Ratnamma could only speak Tamil, and the inmate who acted as my interpreter had initially tried to present me with toned-down versions of her outbursts — it was quite obvious that he didn't want to bring a bad name to the 'children'. But Ratnamma had sufficient understanding of English to realise what the interpreter was up to. She rebuked him: "Let him know what I have been through." After which the interpreter began translating her sentences verbatim.
"I would have liked to stay with my daughter after my husband's death, but no, she did not allow me to!" Ratnamma went on. “She just dumped me here!"
"What does your daughter do?" I asked Ratnamma. "How old is she?"
"She is 42, she is an engineer. She is earning quite well. She has a son who goes to school."
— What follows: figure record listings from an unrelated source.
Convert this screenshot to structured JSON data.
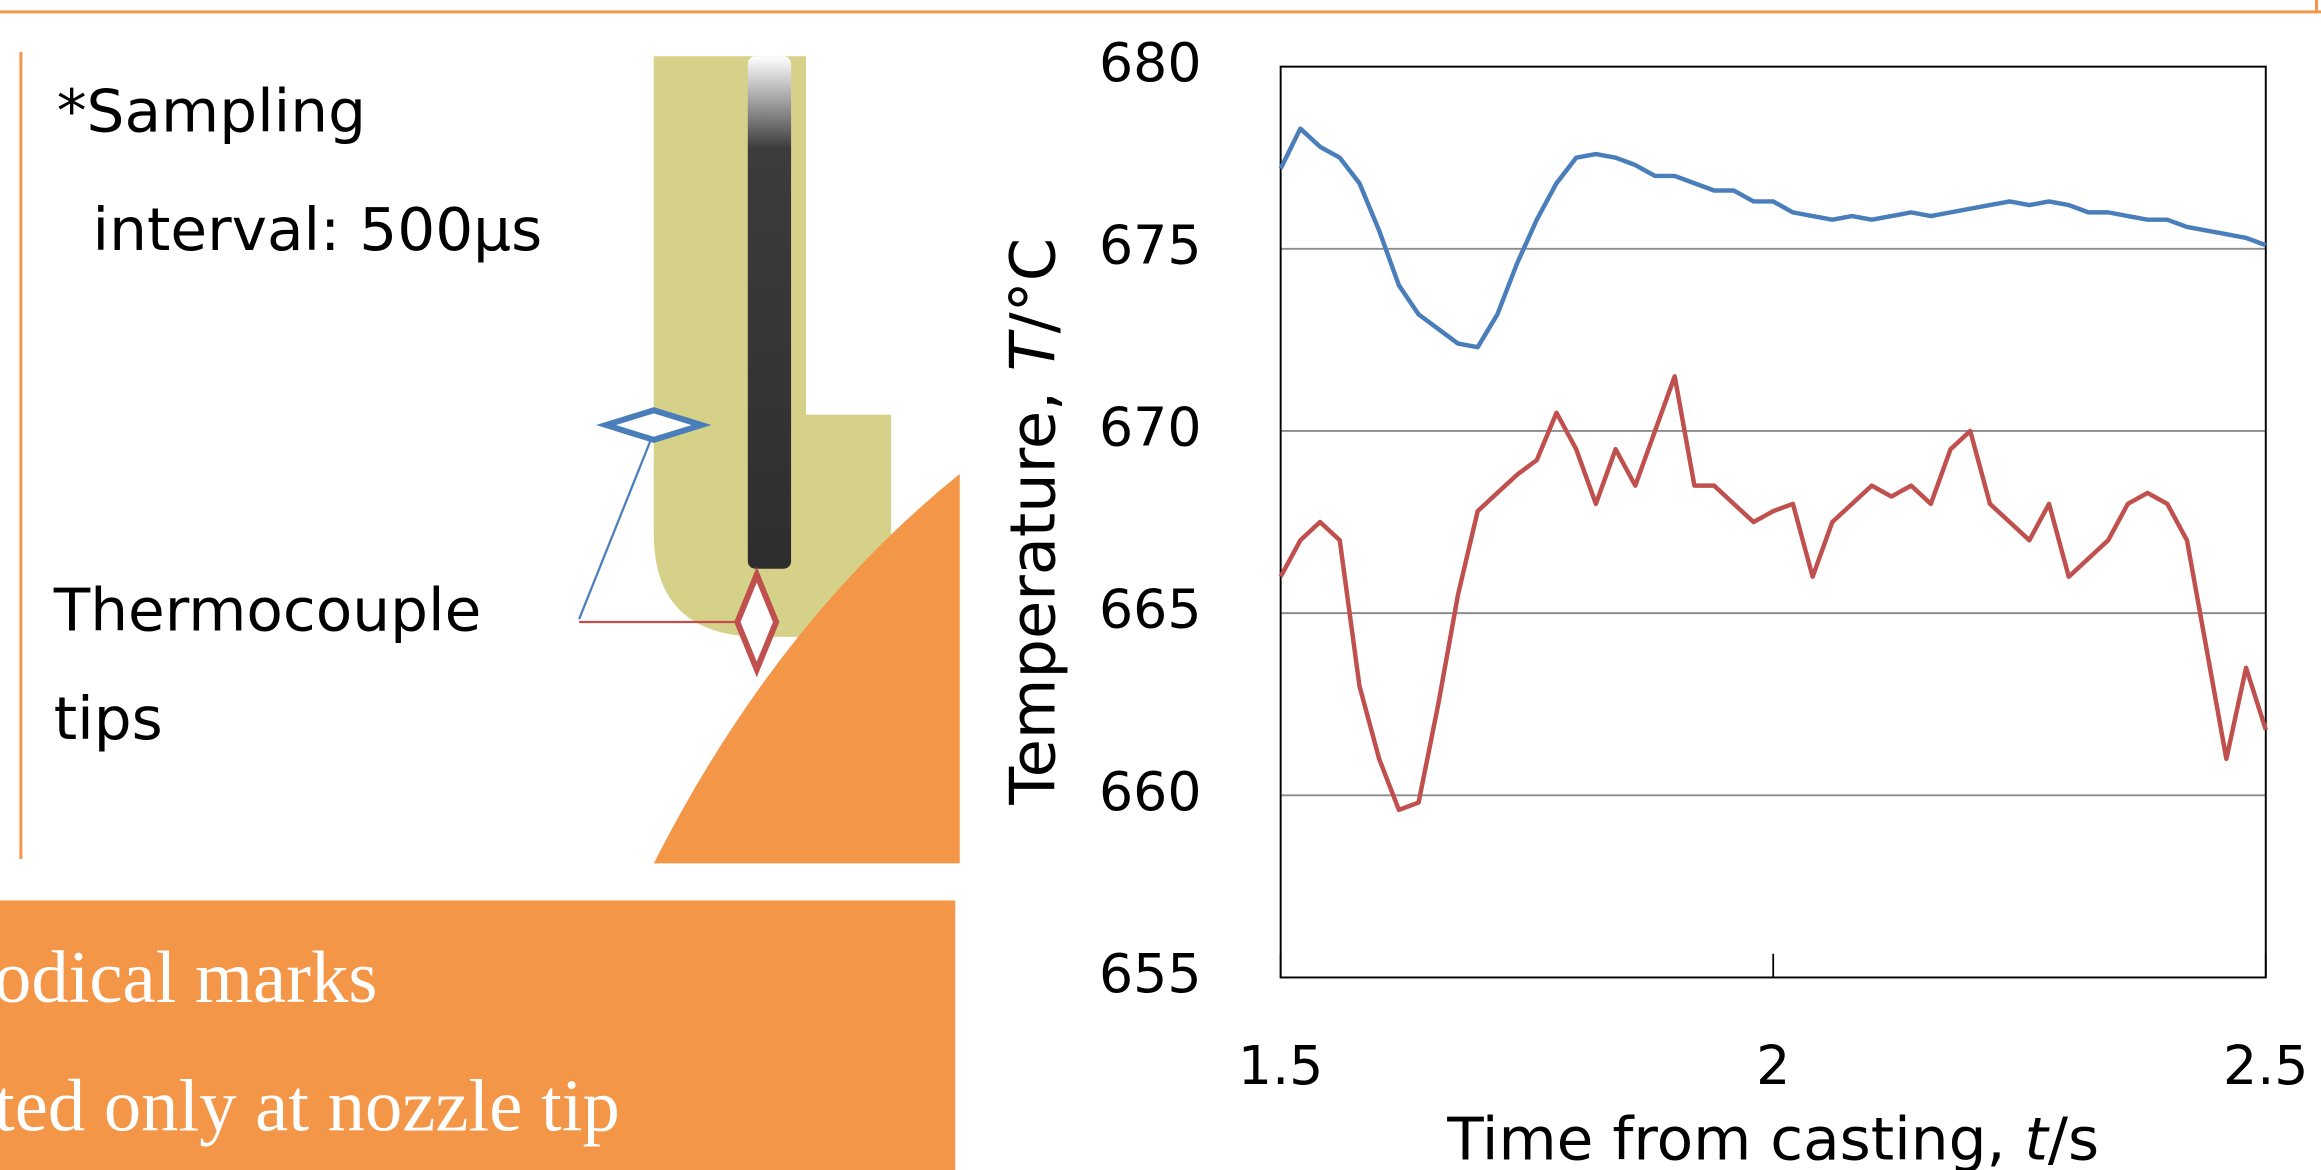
{
  "diagram": {
    "note_lines": [
      "*Sampling",
      "interval: 500µs"
    ],
    "label_lines": [
      "Thermocouple",
      "tips"
    ]
  },
  "banner": {
    "lines": [
      "odical marks",
      "ted only at nozzle tip"
    ]
  },
  "chart_data": {
    "type": "line",
    "y_label_parts": [
      "Temperature, ",
      "T",
      "/°C"
    ],
    "x_label_parts": [
      "Time from casting, ",
      "t",
      "/s"
    ],
    "x": [
      1.5,
      1.52,
      1.54,
      1.56,
      1.58,
      1.6,
      1.62,
      1.64,
      1.66,
      1.68,
      1.7,
      1.72,
      1.74,
      1.76,
      1.78,
      1.8,
      1.82,
      1.84,
      1.86,
      1.88,
      1.9,
      1.92,
      1.94,
      1.96,
      1.98,
      2.0,
      2.02,
      2.04,
      2.06,
      2.08,
      2.1,
      2.12,
      2.14,
      2.16,
      2.18,
      2.2,
      2.22,
      2.24,
      2.26,
      2.28,
      2.3,
      2.32,
      2.34,
      2.36,
      2.38,
      2.4,
      2.42,
      2.44,
      2.46,
      2.48,
      2.5
    ],
    "series": [
      {
        "color": "#4a7ebb",
        "values": [
          677.2,
          678.3,
          677.8,
          677.5,
          676.8,
          675.5,
          674,
          673.2,
          672.8,
          672.4,
          672.3,
          673.2,
          674.6,
          675.8,
          676.8,
          677.5,
          677.6,
          677.5,
          677.3,
          677,
          677,
          676.8,
          676.6,
          676.6,
          676.3,
          676.3,
          676,
          675.9,
          675.8,
          675.9,
          675.8,
          675.9,
          676,
          675.9,
          676,
          676.1,
          676.2,
          676.3,
          676.2,
          676.3,
          676.2,
          676,
          676,
          675.9,
          675.8,
          675.8,
          675.6,
          675.5,
          675.4,
          675.3,
          675.1
        ]
      },
      {
        "color": "#c0504d",
        "values": [
          666,
          667,
          667.5,
          667,
          663,
          661,
          659.6,
          659.8,
          662.5,
          665.5,
          667.8,
          668.3,
          668.8,
          669.2,
          670.5,
          669.5,
          668,
          669.5,
          668.5,
          670,
          671.5,
          668.5,
          668.5,
          668,
          667.5,
          667.8,
          668,
          666,
          667.5,
          668,
          668.5,
          668.2,
          668.5,
          668,
          669.5,
          670,
          668,
          667.5,
          667,
          668,
          666,
          666.5,
          667,
          668,
          668.3,
          668,
          667,
          664,
          661,
          663.5,
          661.8
        ]
      }
    ],
    "xlim": [
      1.5,
      2.5
    ],
    "ylim": [
      655,
      680
    ],
    "xticks": [
      1.5,
      2,
      2.5
    ],
    "yticks": [
      655,
      660,
      665,
      670,
      675,
      680
    ],
    "grid": true
  }
}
"Why doesn't she want you to stay with her?"
"She says: 'Amma, who will look after you when I go to work and the child goes to school?' Am I bedridden to be looked after? Tell me. I get my pension. I am not going to be a burden on her."
The other inmates looked away in an uninterested manner as Ratnamma continued her tirade. They did not want to be seen in the same boat as hers.
"What does her husband do?" I asked.
"She is divorced. She and her child are living alone. Still, she is hell-bent on keeping me here!" she said.
Suddenly, there was silence. The anger on Ratnamma's face began to melt into embarrassment. "But I must say that my daughter is of good character," she sought to clarify.
"Good character!" the interpreter mocked her, seeking his revenge. "All this while you were saying how bad she is."
"She may be bad," Ratnamma fought back, "but her character is good."
Published in The Hindu MetroPlus, May 14, 2011.